I woke up at 4am today. I still haven't brushed my teeth. This is the third day in a row I've worn these clothes. I'm hoping I can stay off camera for my first meeting so no


It's not that I want to tell childless coworkers that their lives are not stressful. They are! Stress is subjective. I used to think being alone with one child was difficult. Now I know it was laughably easy. The parents of 3+ kids are rolling their eyes at me right now. They're all, "Ya wanna know stress lady? Have more kids than you have hands!"


What I would like to explain, without sounding like the whiniest, ungrateful-est person ever to have reproduced, is that before your alarm went off, I already worked a shift. My paid work occupies the timeslot typically deemed first shift. Second shift is leaving paid work and switching gears to keeping kids alive and fed and happy and trying to get everyone to go to bed on time so they get the amount of rest which is developmentally appropriate and keeps them from being monsters the next day.
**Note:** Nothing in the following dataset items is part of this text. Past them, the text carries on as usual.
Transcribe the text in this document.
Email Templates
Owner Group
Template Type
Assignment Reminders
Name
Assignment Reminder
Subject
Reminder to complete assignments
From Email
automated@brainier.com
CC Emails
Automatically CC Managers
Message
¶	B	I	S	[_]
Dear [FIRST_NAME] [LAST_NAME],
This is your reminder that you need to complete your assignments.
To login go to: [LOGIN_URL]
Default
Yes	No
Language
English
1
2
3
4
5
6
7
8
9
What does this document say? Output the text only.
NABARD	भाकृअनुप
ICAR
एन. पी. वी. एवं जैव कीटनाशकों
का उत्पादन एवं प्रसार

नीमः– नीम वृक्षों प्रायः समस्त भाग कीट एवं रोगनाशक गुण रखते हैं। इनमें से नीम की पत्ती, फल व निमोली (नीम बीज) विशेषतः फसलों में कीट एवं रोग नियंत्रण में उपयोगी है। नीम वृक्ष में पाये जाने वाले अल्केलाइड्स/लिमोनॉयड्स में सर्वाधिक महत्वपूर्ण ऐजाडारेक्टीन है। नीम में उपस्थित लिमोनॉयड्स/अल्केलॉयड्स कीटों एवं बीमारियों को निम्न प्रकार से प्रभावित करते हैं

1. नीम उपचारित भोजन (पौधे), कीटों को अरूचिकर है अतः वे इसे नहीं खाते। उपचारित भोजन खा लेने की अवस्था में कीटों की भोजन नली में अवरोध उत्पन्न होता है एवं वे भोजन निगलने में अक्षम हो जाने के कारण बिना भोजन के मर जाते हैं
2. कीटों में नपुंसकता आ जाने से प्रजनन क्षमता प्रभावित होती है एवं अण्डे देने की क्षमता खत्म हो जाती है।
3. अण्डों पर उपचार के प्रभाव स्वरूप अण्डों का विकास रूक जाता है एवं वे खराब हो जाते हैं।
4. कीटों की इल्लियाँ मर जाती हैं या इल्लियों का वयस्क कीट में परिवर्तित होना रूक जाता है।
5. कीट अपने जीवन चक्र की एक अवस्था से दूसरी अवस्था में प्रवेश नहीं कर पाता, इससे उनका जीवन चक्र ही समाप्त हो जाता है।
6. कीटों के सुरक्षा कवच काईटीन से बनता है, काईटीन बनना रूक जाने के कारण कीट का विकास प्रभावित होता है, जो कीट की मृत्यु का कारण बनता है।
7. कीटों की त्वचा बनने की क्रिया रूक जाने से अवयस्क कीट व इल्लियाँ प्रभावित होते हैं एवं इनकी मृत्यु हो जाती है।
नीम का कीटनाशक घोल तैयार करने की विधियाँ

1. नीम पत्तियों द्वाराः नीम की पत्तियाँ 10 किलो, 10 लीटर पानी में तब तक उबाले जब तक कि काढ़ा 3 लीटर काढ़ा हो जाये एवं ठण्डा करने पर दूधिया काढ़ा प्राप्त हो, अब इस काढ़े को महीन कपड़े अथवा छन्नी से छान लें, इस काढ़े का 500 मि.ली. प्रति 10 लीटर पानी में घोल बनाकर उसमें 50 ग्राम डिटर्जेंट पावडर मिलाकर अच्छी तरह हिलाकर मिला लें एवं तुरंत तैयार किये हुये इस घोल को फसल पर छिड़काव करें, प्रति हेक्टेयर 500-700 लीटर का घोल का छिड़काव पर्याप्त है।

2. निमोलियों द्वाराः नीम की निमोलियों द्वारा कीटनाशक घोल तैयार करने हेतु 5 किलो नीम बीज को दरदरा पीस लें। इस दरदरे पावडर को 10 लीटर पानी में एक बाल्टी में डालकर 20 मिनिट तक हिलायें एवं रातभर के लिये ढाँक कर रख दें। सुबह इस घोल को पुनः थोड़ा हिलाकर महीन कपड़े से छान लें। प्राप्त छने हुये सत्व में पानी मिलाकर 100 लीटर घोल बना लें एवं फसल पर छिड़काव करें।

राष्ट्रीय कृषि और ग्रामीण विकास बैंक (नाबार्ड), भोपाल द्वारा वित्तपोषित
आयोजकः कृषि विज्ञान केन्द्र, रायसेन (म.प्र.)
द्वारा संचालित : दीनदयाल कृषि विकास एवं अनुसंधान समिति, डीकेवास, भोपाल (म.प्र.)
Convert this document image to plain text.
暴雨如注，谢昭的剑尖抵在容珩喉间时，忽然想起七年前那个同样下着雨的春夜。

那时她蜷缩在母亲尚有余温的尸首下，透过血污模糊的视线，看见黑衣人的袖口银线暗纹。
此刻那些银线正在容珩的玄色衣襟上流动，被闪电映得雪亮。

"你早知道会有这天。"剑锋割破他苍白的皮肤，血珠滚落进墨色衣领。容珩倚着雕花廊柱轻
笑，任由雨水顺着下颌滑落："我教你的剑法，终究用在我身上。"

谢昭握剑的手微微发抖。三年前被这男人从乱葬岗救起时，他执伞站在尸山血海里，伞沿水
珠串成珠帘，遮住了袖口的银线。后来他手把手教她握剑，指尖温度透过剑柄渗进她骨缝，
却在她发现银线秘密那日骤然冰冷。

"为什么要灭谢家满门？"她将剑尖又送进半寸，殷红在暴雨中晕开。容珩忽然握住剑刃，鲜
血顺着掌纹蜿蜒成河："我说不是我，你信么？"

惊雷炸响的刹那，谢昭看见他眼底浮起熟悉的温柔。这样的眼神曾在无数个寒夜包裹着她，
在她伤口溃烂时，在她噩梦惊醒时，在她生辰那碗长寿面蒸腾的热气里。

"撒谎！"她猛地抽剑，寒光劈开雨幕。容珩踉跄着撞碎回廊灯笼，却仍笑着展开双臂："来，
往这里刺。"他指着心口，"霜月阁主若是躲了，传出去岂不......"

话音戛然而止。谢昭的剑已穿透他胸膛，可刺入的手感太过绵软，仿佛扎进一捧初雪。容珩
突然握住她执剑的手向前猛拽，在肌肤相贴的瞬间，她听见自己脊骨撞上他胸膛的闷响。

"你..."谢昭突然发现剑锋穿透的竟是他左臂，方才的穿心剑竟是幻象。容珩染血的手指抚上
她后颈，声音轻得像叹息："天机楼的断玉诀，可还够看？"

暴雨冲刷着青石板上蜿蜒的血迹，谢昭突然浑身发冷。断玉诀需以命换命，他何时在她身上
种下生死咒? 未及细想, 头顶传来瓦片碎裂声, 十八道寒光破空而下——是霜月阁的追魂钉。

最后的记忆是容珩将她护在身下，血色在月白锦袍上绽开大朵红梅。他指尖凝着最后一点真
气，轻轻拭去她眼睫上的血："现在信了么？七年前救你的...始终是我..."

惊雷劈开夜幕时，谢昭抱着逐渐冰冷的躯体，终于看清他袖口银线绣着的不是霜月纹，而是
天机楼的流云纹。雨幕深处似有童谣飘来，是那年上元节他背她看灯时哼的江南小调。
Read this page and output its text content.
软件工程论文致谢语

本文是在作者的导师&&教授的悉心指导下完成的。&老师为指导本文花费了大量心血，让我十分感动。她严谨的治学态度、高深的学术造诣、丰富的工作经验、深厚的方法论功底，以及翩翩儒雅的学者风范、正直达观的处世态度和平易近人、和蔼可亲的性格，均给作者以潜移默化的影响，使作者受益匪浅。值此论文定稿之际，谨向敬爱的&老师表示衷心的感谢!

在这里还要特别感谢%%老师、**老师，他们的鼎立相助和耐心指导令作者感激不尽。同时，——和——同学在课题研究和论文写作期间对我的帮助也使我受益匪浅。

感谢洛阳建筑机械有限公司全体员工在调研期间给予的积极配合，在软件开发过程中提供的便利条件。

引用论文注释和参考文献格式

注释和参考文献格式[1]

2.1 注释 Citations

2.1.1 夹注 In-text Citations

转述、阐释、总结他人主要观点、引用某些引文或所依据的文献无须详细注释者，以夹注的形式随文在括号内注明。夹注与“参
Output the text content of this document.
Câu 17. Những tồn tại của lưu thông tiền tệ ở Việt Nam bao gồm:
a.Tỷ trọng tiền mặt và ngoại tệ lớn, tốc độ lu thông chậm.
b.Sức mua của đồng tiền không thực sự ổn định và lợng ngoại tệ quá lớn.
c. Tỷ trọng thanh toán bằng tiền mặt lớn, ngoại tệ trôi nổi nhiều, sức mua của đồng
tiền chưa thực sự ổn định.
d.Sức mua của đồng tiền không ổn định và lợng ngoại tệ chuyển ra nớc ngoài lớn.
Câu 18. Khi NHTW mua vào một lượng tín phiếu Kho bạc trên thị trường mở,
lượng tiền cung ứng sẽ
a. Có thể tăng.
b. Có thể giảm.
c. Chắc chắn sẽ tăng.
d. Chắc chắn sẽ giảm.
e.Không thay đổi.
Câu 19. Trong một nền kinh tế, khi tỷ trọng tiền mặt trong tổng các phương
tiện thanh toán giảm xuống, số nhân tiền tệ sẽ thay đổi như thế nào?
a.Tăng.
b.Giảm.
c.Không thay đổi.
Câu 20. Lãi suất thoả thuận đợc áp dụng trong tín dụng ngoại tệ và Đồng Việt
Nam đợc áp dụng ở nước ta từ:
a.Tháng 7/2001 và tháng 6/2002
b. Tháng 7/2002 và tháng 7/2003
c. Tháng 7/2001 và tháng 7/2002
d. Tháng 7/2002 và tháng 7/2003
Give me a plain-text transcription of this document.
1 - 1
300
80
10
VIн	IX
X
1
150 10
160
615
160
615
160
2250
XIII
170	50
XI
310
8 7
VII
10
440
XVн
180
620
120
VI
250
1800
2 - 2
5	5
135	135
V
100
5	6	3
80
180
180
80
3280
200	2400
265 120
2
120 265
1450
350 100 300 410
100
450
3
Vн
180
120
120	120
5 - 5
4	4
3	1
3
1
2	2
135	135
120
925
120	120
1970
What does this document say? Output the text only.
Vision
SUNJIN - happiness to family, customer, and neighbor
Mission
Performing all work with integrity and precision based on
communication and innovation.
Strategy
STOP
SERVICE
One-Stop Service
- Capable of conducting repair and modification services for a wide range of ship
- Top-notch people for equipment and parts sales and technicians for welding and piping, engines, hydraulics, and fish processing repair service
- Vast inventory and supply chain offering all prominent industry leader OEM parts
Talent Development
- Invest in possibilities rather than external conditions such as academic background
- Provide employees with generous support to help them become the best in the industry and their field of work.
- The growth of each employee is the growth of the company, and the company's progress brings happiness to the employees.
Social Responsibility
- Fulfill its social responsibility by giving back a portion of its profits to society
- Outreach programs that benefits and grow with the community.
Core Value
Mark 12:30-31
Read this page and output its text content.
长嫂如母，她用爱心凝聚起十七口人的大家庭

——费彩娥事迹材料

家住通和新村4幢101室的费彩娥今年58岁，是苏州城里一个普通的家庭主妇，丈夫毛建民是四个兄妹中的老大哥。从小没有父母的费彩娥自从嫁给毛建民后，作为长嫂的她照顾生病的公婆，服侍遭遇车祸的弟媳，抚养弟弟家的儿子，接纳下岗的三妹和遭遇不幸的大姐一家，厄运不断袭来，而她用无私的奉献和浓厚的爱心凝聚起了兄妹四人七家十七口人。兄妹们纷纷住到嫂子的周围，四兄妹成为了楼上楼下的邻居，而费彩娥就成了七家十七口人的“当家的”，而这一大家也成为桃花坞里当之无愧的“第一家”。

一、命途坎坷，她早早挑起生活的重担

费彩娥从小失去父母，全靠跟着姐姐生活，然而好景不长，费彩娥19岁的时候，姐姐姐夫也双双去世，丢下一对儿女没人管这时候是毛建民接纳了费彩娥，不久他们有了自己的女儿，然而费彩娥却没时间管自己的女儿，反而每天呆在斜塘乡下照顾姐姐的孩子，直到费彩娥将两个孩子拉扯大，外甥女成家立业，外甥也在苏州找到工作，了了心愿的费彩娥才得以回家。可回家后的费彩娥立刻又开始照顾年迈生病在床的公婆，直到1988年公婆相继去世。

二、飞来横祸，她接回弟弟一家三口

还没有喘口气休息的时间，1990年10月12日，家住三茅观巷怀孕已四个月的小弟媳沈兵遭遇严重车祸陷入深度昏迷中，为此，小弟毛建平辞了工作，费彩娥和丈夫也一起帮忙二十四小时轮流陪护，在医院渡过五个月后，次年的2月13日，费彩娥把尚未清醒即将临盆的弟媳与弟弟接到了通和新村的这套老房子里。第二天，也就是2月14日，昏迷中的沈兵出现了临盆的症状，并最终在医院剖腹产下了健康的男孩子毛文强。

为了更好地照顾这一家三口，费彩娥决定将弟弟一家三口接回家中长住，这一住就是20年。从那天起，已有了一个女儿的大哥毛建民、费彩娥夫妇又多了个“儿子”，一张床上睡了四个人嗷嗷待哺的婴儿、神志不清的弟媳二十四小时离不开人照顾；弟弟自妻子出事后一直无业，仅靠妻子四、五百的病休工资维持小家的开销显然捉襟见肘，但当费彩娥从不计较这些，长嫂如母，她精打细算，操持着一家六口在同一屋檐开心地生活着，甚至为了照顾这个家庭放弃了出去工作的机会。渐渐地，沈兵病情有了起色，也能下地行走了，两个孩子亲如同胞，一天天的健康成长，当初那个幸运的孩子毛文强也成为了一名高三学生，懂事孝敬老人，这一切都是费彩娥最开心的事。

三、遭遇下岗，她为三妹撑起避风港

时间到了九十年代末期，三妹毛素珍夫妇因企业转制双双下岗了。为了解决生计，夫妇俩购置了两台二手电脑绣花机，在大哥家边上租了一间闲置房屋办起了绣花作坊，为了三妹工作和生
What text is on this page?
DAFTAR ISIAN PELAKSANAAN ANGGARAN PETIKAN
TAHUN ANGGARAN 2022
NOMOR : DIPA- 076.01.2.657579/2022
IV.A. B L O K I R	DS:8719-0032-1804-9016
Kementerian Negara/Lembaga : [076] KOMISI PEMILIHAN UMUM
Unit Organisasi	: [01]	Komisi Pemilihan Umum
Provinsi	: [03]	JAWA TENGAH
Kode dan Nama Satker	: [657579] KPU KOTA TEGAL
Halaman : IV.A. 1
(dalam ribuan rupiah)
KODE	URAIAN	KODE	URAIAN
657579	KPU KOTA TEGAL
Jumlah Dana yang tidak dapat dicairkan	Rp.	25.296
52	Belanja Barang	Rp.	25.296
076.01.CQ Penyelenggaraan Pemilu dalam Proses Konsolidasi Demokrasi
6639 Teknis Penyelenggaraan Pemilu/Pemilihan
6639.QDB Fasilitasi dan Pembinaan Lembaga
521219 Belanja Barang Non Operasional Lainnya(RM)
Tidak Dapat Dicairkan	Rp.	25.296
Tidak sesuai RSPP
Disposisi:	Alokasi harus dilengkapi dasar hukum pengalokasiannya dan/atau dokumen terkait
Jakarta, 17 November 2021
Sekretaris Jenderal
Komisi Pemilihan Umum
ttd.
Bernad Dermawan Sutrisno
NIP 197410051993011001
Third shift is if the sleep plan falls apart and Daughter gets a cold and is pissed as hell she has a stuffy nose and will not go back to sleep despite an extra bottle and pacing and soothing and whatnot for several hours.


So what is the time between waking up and starting paid work? The Preshift? The time that no one recognizes as being difficult as hell and starting your day on the wrong foot, no, not even the wrong foot, you don't even have feet as you drag your exhausted self and your mushy sleep-deprived mind into some semblance of professionalism.


I just realized I've been seeping a tea bag for the last 40 minutes. I'm going to cut this short to go reheat tar water in the microwave. My inbox awaits. Wish me luck.